Monday, April 17, 2006

My new gun lock is a POS

I just bought a new beretta neos .22cal. I love the feel of this gun and I cannot wait until this weekend to shoot it.

The reason I am writing this is two fold.
First, I bought the gun at Bass Pro Shops. They were very helpful and knowledgeable. Of course it helps when you go in knowing exactly what you want and have already done all the research. That being said, as far as their knowledge went they were willing to give. But, they keep all of their guns secured with these pitiful plastic trigger locks. Very plastic and very generic. One size fits all approach. I showed the person behind the counter how ineffective this type of device was and he agreed that they were a waste but company policy prevailed. After you buy a gun there you have to carry it to customer service to get the lock removed. Let me repeat what I just said, I had to ask a child behind the counter at customer service to remove the worthless triggerlock from the gun I had legally purchased almost twenty minutes before. He did his job well, he asked for my ID and for the receipt, which I showed him no problem. But then it happened, he said to one of the other children behind the counter that he would never have a pistol in his house. He said they were of no use for "huntin'" so he would have no part of them. Since he was very obviously under 21 I did not bother to ask him if he thought a carry piece for personal protection was useful. I left the store shaking my head.

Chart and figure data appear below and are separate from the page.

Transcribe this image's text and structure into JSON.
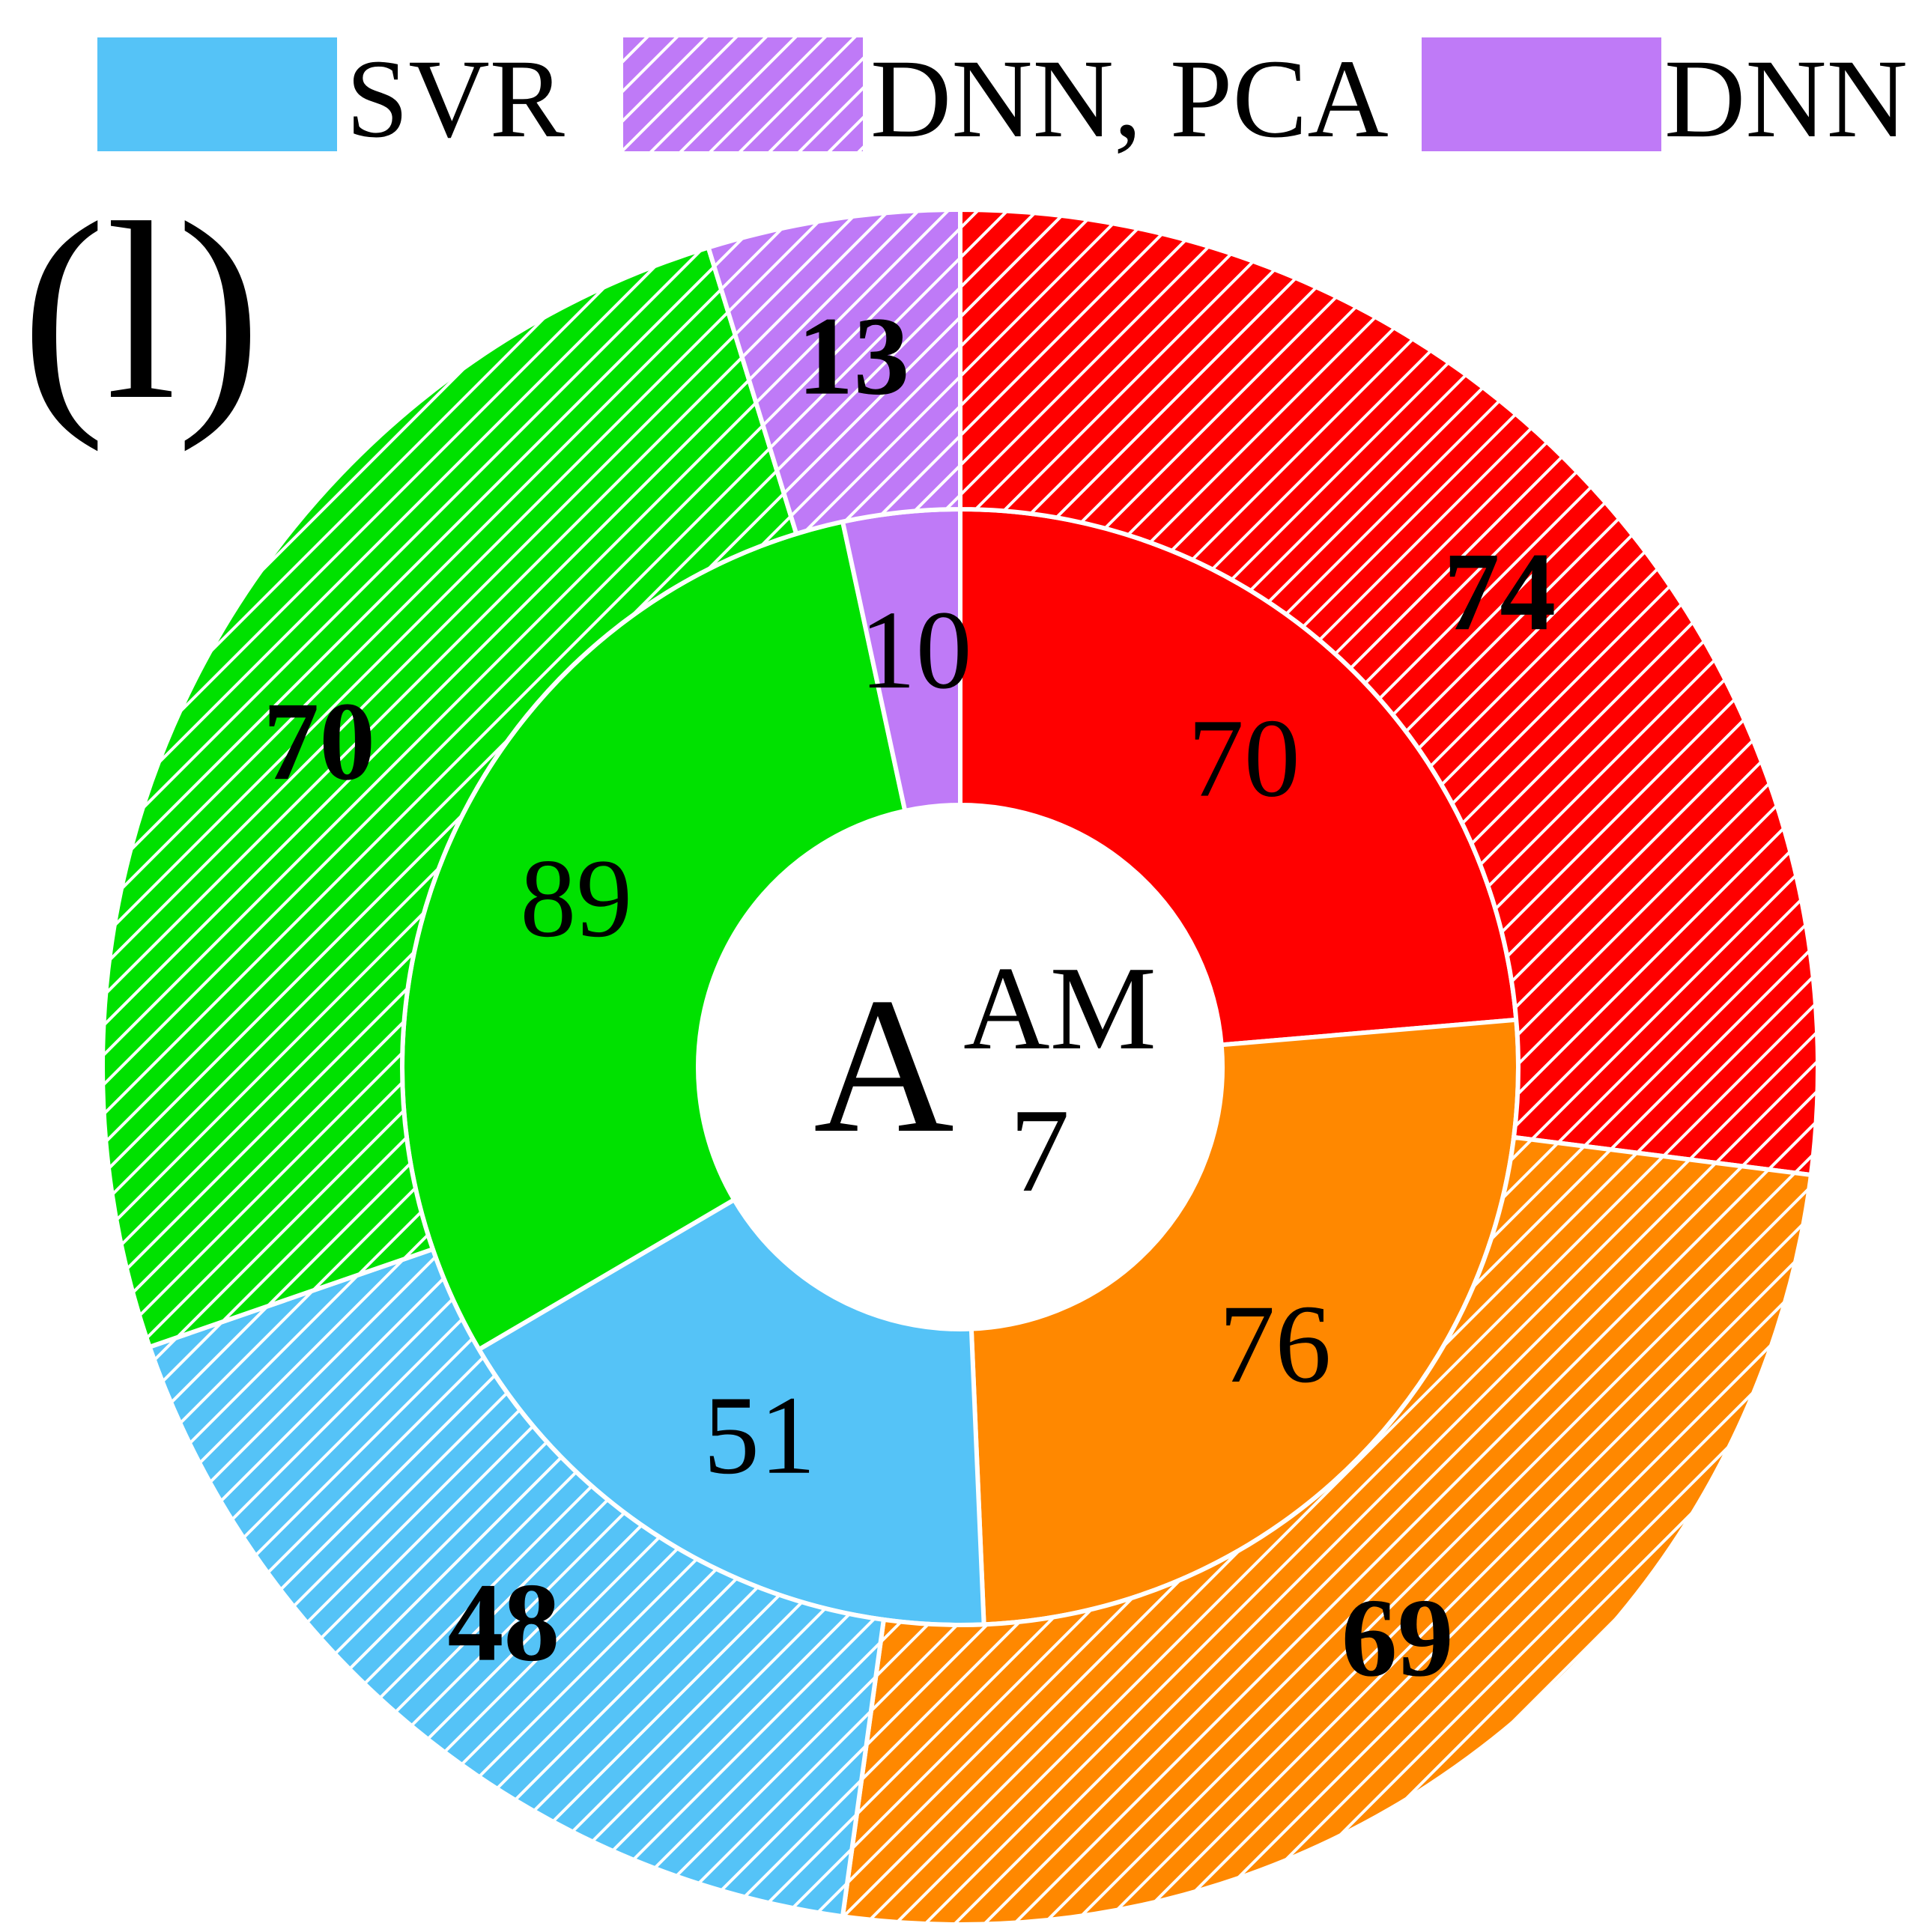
{
  "chart_data": {
    "type": "pie",
    "panel_label": "(l)",
    "center_label": {
      "main": "A",
      "sup": "AM",
      "sub": "7"
    },
    "legend": [
      {
        "label": "SVR",
        "color": "#55c3f7",
        "pattern": "solid"
      },
      {
        "label": "DNN, PCA",
        "color": "#bf7af7",
        "pattern": "hatched"
      },
      {
        "label": "DNN",
        "color": "#bf7af7",
        "pattern": "solid"
      }
    ],
    "rings": [
      {
        "ring": "inner",
        "pattern": "solid",
        "values": [
          70,
          76,
          51,
          89,
          10
        ],
        "colors": [
          "#ff0000",
          "#ff8800",
          "#55c3f7",
          "#00e100",
          "#bf7af7"
        ]
      },
      {
        "ring": "outer",
        "pattern": "hatched",
        "values": [
          74,
          69,
          48,
          70,
          13
        ],
        "colors": [
          "#ff0000",
          "#ff8800",
          "#55c3f7",
          "#00e100",
          "#bf7af7"
        ]
      }
    ]
  }
}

Second. I got home and proceeded to remove all the extra crap that comes in most new gun boxes and came across the "State of California Certified gun lock". This device at first glance looks pretty good. A nice color(I am a cowboys fan) and seemingly well constructed. As soon as I tried to unlock it however, I was shocked to find that it barely functioned and in fact would hardly lock at all. It seems that someone tried to use a bike type locking mechanism and fit into a square lock body. The key looks like it comes in a crackerjack box and after two attempts I was able to unlock it using only a jumbo paper clip and a small flat screwdriver. I am not sure what you have to go through to be "certified" in the state of california but let me assure you this thing is a POS. I think that anyone using this device is getting a false sense of security and I also will bet that at some point this will come back to haunt the manufacturer of these pitiful devices. This type of device is nanny state run wild. It gives the impression of security while not actually securing anything. Crappy stuff like this let folks abdicate their responsibility to keep their firearms safe. I am willing to bet that since gunlocks have been shipped with new guns that no less accidental deaths have occurred. I cannot put my hands on these figures right now. I get conflicting figures. I suppose it matters how you define accident.


Anonymous Neil said...

So how much could a decent gun lock cost? By decent, I mean functional, safe but not extravagant. I know that they want a one lock fits all approach. Still, I can't imagine that it would cost that much more to ship one that works. If you ship a gun lock that doesn't work with the gun and a child kills himself (or a friend) you would think that there would be liability galore.

10:57 AM  
Anonymous Anonymous said...

You have created a catch 22. You can't have a one lock fits all and have it be functional. There are simply too many different types of guns. A breach lock is about the best way to secure one in my opinion, which is what I was supposedly supplied with. A difficult proposition at best.